Uma escrita muito elegante, tal como o meio social onde o enredo se passa, a trama principal é uma narração em estilo de confidência em primeira pessoa, despoletada por uma crítica social e coscuvilheira sobre o comportamento de uma terceira pessoa. O texto evidencia uma mestria do escritor na  forma de descrever sentimentos e de expor a sua expressão psicológica e física.
Uma novela que se lê muito bem, tanto pela beleza da escrita, como pela elegância com que a história é narrada. Gostei muito e recomendo a qualquer leitor.

quarta-feira, 1 de junho de 2016

"Húmus" de Raul Brandão


"Húmus" de Raul Brandão é por muitos considerado como um dos livros mais marcantes e importantes da história da literatura de Portugal.
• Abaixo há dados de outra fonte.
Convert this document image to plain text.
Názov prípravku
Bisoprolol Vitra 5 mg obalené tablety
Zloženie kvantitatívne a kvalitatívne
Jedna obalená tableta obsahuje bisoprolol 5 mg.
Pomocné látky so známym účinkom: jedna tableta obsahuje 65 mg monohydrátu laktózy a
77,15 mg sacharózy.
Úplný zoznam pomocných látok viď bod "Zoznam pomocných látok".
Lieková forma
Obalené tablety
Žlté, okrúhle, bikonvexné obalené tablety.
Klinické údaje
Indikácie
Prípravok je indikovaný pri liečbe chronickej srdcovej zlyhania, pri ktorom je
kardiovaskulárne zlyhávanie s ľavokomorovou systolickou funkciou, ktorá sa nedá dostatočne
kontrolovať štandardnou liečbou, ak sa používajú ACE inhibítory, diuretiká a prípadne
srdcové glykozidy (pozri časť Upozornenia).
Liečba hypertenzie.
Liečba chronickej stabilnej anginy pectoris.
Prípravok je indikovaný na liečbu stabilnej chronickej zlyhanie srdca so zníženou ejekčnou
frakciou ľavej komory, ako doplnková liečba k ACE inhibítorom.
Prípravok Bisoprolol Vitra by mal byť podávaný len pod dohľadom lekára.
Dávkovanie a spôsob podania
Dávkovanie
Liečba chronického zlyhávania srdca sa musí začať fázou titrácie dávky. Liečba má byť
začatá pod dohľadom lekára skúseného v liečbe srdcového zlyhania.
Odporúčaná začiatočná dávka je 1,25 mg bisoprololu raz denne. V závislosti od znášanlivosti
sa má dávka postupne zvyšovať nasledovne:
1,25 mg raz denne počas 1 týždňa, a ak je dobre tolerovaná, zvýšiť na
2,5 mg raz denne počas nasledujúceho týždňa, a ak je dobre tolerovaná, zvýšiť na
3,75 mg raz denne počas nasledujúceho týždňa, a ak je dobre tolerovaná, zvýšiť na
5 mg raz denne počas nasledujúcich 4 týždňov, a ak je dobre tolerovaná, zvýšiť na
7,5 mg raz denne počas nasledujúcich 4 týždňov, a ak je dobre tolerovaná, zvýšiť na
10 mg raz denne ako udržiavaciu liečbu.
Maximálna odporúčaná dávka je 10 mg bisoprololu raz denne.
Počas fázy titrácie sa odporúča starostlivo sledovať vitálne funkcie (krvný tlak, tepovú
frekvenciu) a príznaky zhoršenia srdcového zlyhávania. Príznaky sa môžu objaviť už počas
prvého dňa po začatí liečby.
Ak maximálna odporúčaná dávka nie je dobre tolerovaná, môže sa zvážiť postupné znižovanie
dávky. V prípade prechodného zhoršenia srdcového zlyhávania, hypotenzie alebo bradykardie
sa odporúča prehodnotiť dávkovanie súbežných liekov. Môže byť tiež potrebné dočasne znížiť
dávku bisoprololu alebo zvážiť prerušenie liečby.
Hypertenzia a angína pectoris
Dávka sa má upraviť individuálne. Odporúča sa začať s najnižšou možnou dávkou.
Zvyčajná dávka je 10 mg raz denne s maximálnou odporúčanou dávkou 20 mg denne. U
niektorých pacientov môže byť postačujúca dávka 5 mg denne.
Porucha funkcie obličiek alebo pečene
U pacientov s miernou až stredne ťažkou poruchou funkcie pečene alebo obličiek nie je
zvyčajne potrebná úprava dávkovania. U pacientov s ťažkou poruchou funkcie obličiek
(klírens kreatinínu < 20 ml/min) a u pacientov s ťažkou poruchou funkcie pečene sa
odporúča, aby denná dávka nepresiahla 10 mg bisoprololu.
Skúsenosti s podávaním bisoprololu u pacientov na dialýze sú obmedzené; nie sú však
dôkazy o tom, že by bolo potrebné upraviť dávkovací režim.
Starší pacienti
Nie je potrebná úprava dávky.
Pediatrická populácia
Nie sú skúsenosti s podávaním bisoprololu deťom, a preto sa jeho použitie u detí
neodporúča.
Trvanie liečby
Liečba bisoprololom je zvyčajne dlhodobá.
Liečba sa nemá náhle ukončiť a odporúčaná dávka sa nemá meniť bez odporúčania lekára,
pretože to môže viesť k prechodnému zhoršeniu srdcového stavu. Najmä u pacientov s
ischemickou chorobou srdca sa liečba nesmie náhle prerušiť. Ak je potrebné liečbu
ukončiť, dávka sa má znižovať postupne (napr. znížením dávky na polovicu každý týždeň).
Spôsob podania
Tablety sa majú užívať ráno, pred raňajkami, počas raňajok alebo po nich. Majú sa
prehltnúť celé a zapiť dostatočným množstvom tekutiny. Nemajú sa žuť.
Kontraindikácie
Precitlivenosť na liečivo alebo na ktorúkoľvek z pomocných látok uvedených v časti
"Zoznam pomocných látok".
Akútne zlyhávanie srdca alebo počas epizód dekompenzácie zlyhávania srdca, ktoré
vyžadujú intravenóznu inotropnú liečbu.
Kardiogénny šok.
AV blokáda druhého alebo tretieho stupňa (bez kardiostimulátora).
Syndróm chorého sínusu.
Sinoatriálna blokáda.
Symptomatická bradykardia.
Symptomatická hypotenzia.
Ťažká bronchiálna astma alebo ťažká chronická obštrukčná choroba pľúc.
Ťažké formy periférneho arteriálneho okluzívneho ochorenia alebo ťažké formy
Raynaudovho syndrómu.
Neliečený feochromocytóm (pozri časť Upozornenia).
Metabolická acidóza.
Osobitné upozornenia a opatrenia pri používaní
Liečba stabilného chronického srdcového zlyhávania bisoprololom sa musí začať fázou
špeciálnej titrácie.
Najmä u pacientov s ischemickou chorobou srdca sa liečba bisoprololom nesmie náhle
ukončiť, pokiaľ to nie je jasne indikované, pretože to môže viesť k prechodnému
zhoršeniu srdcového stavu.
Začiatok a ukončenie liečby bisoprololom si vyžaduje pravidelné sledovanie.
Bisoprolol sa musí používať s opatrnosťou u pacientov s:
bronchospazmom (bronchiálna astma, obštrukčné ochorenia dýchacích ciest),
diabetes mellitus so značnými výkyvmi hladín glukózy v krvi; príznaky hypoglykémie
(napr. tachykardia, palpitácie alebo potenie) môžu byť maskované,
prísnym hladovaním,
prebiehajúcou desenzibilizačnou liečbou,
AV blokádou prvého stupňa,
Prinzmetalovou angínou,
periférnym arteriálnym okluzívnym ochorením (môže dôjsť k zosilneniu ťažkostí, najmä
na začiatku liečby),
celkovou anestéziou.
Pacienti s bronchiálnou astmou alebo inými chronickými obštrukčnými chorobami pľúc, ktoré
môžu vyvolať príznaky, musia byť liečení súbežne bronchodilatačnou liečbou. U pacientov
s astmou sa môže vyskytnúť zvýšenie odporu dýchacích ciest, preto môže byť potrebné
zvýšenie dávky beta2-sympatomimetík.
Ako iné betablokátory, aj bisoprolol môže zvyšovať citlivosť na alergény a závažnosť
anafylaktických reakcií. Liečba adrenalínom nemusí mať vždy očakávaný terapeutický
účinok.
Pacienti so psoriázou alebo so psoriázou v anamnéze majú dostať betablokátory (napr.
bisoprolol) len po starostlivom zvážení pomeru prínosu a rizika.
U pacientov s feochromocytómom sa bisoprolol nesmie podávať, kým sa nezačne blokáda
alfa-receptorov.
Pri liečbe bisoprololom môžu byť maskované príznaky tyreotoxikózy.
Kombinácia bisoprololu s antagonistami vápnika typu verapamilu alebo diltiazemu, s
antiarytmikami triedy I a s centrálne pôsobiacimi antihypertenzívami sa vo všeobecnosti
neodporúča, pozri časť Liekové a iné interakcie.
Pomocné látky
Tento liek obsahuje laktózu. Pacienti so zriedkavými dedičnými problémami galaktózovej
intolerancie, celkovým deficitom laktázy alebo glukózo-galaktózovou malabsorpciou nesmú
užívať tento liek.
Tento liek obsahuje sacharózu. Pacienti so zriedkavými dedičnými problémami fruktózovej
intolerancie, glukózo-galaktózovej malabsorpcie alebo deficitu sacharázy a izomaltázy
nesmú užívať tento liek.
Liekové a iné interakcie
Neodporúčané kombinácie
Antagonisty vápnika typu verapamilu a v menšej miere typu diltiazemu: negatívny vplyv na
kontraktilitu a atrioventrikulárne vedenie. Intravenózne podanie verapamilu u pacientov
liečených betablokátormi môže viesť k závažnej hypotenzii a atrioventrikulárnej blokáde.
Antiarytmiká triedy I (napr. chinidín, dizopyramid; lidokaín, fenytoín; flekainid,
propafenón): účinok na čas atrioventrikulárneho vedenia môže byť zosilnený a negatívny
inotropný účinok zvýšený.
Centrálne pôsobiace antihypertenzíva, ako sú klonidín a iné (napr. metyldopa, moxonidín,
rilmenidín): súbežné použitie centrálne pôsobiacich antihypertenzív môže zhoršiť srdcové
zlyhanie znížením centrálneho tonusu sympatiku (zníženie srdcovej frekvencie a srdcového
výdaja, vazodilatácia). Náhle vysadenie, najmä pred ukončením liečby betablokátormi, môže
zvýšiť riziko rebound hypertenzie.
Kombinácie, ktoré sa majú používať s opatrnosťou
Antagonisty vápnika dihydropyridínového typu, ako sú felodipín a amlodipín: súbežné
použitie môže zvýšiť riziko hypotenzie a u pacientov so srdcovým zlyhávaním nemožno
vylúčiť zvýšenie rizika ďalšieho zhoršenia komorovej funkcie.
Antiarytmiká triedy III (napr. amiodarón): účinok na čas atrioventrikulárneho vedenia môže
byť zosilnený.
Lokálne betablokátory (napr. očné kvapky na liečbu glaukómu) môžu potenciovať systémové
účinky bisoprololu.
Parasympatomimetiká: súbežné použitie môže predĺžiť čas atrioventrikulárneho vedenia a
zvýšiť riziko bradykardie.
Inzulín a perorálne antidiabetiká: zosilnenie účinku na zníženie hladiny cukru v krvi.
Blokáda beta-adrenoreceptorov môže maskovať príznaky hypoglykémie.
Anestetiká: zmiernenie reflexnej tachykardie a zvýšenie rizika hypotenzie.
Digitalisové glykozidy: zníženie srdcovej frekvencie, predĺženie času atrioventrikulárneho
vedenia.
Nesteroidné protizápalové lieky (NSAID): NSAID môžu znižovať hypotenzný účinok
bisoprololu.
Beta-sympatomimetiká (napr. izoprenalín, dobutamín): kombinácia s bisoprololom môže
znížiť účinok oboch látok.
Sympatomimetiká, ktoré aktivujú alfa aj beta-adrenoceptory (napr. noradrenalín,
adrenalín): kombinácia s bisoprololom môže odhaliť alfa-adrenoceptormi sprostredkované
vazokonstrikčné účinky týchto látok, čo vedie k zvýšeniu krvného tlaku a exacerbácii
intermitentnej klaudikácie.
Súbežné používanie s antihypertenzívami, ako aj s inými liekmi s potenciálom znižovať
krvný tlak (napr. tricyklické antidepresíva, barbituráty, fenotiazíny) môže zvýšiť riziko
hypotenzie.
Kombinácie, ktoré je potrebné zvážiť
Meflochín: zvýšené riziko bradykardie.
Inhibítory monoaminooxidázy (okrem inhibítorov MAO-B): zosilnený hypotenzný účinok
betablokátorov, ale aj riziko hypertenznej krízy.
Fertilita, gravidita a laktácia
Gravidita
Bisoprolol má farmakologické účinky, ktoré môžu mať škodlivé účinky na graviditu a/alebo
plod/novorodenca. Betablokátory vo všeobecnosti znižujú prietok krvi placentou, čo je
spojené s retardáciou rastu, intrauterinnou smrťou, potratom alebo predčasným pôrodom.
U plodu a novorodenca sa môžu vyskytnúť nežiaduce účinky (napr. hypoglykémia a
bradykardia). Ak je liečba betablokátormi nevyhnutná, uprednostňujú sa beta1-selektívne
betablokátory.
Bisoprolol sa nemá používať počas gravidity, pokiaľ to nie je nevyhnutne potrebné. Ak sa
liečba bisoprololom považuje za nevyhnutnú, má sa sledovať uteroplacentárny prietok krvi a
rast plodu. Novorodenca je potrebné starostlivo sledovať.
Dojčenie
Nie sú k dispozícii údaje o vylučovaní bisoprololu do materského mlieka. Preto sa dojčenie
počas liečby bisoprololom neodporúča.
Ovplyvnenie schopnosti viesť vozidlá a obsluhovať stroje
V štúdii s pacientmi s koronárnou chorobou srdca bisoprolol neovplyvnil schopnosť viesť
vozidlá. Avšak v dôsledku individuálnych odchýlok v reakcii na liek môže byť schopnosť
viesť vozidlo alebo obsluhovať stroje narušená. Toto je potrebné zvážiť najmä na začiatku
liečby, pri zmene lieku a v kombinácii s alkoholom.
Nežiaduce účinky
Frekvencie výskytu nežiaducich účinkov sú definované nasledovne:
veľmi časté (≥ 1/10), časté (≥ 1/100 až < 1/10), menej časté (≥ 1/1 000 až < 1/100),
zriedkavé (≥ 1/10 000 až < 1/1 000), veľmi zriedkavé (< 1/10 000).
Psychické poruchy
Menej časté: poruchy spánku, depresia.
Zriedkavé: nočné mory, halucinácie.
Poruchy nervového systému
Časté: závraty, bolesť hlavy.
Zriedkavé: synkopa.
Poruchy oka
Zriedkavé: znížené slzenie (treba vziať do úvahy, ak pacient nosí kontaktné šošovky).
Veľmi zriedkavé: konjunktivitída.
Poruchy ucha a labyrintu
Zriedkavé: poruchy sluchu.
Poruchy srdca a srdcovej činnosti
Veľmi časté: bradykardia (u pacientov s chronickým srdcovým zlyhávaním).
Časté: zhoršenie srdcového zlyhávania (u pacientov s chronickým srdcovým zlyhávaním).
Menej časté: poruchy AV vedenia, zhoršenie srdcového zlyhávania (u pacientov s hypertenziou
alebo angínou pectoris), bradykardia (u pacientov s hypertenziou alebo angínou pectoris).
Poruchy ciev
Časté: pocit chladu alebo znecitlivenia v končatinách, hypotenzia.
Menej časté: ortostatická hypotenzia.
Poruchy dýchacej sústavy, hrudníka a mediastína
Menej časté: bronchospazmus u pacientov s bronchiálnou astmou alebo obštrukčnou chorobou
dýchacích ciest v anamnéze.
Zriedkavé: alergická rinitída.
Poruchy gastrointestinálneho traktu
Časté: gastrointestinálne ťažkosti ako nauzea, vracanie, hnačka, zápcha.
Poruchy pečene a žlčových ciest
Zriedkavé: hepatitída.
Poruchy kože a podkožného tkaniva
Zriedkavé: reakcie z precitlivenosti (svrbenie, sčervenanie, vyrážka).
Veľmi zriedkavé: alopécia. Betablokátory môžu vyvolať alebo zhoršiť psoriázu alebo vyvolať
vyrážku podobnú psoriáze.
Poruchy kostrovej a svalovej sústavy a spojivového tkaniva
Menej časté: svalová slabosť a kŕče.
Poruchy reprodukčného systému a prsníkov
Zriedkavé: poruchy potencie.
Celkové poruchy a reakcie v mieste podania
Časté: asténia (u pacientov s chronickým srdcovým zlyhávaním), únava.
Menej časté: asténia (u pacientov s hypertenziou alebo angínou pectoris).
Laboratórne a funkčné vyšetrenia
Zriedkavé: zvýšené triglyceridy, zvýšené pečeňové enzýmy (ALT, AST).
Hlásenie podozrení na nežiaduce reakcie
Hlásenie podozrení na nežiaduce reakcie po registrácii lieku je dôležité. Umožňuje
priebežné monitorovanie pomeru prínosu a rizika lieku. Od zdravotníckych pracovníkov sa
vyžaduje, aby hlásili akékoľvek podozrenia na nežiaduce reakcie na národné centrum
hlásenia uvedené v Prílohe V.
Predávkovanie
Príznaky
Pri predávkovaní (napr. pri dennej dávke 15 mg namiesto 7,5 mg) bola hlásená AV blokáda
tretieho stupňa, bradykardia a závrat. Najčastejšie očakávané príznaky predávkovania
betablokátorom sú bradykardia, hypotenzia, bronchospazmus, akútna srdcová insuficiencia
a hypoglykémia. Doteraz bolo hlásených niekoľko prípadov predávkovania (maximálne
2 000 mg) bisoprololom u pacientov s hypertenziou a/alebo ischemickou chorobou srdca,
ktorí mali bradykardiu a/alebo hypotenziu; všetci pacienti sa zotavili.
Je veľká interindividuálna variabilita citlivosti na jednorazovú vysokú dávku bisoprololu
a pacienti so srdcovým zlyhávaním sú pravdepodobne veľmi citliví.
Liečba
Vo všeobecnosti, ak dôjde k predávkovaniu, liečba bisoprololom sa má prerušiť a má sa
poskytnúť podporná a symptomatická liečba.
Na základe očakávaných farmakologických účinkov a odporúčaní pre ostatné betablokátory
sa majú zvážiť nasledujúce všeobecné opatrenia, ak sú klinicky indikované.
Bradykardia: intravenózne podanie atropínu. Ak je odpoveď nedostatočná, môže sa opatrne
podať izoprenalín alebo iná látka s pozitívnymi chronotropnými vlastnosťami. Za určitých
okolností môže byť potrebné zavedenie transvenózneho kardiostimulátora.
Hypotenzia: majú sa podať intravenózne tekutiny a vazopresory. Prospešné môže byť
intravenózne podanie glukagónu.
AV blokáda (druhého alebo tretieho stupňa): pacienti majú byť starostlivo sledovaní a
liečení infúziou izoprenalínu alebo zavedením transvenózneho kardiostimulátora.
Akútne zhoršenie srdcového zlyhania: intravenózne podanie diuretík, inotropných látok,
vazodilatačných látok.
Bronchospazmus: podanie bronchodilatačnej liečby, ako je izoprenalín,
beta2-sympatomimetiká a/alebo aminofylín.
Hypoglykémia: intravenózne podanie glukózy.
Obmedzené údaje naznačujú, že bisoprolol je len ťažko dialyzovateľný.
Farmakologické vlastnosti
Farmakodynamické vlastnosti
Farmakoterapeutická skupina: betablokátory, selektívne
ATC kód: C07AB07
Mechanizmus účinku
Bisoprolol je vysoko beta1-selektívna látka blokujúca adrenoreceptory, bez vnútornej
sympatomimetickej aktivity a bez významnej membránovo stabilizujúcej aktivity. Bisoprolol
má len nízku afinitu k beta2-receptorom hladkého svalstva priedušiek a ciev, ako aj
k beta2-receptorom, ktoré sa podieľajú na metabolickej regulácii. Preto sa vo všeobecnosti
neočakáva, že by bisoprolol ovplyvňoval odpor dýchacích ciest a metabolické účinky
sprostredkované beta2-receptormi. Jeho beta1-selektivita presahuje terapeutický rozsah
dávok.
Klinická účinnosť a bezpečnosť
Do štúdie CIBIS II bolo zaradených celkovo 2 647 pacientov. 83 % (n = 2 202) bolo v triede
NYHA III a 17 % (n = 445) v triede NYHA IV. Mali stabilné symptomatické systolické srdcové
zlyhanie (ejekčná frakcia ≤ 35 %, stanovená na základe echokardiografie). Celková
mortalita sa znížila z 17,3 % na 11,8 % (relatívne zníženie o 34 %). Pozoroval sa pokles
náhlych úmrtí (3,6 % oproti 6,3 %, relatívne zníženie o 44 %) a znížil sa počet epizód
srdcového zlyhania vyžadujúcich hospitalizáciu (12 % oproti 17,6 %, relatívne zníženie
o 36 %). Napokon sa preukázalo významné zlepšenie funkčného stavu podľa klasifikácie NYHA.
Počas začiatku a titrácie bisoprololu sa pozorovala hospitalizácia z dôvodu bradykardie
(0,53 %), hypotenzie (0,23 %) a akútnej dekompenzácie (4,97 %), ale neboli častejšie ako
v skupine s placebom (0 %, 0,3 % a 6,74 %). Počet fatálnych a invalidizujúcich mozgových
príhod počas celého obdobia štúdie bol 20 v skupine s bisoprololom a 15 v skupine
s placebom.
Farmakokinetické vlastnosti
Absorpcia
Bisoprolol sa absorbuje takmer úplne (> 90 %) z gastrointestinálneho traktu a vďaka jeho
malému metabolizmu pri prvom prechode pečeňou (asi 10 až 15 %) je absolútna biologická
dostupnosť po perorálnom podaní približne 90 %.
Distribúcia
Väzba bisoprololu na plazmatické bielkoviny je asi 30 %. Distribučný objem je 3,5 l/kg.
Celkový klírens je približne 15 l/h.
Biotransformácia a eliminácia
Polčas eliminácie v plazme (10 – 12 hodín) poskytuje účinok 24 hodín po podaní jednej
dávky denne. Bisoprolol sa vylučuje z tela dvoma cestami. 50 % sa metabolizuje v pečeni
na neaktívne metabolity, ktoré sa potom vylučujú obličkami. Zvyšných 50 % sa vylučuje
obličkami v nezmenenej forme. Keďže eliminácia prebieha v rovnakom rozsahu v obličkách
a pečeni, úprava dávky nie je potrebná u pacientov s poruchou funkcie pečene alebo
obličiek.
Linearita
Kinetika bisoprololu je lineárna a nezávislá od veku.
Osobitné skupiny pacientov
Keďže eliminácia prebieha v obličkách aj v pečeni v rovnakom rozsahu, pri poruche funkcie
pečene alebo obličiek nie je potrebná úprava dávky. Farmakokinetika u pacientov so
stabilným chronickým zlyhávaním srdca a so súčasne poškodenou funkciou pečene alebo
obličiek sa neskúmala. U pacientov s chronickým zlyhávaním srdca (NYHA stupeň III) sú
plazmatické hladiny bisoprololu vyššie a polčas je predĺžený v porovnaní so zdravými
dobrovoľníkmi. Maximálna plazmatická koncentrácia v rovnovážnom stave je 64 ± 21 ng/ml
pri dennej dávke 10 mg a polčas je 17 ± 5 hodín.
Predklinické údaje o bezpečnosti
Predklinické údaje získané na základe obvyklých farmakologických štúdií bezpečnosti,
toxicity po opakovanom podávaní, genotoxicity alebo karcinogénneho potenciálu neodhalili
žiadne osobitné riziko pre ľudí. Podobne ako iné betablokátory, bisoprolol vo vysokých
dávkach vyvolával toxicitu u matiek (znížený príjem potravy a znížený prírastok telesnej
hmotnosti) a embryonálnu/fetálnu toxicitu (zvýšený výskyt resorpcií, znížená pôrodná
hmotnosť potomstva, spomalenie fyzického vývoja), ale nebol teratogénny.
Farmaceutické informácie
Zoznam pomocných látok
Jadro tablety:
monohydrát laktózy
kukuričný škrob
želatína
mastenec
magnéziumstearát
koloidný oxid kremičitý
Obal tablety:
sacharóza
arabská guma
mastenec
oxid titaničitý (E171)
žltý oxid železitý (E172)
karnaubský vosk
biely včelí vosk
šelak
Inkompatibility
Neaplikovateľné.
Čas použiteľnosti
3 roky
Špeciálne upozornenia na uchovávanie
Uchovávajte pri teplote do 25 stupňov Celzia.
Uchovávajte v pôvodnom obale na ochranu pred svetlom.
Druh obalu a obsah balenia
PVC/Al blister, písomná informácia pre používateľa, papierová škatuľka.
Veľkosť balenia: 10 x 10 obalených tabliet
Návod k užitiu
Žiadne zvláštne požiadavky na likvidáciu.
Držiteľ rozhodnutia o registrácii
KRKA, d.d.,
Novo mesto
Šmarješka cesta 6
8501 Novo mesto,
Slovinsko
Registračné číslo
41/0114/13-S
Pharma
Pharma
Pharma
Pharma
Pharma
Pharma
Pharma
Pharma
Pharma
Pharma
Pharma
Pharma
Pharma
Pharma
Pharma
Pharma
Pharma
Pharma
Todavia é uma obra cujo género literário é quase impossível de caracterizar: não é uma obra de ficção, mas parte de um enquadramento e personagens ficcionadas; não é um ensaio filosófico, mas expõe uma sequência de reflexões que são encadeadas filosoficamente e seguindo uma via existencialista; o texto não é poesia, mas é trabalhado como se fosse um poema, embora também não encaixe bem no estilo de poesia em prosa ou de prosa poética; e sem dúvida mostra a genialidade do escritor em saber escrever e tratar a língua Portuguesa na escrita, senti inclusive uma proximidade à forma como Pessoa trabalha as palavras no "Livro do Desassossego".
A partir da descrição de uma pequena vila do interior, triste, insignificante e pacata, bem como do dia-a-dia dos seus habitantes mais idosos que já sentem o ocaso da vida, tristes, amargurados e sem perspetivas mas com passado; o protagonista, que por vezes discute consigo mesmo na figura de Gabiru, sente que a vida foi um engano ao concluir pela inexistência de Deus ou que este não está disponível para o Homem e deduz que foi pela força da morte que se moldaram as opções de vida.
Começa então uma sequência de raciocínios lógicos, amargos e existencialistas que evidenciam como as personagens da vila viveram reféns de regras para salvarem a sua alma e evitarem a morte na eternidade, chegando à velhice frustradas, rancorosas uma forma vã para conquistar a salvação de um Deus que provavelmente não existe ou não vê, nem ouve os gritos de sofrimento da Humanidade para lhe agradar: entre elas a mulher que acolhe a órfã para cumprir o seu dever, educa-a no seu lugar e esta engravida do seu filho; a outra, criada de esfrega com uma filha, que se une aos ladrões e na sua infelicidade cria um mundo fantasioso sobre a situação da sua filha; a moribunda que não quer morrer; até à descrição da inveja e fel que se instala entre os velhos cujo passatempo são as cartas e e se subjugaram a regras hipócritas para se socializarem mas que não vale a pena respeitar sem um Deus que compense esse sacrifício. A influência de Dostoievski torna-se evidente com a mesma conclusão deste: Sem Deus não precisamos de nos limitar nas nossas ações e não há limite para o mal que desejamos fazer.
Após duzentas páginas de revolta, eis que o livro dá uma grande volta e cheio de luz prateada perante uma reviravolta nas conclusões de Gabiru e o húmus que une a morte à vida na sequência do desaparecimento da sua esposa. Uma obra que em termos de escrita é uma jóia, mas muito difícil de se ler e só recomendo a quem gosta desta luta contínua de reflexões e revolta em estilo de ensaio filosófico, mas valeu a pena ler.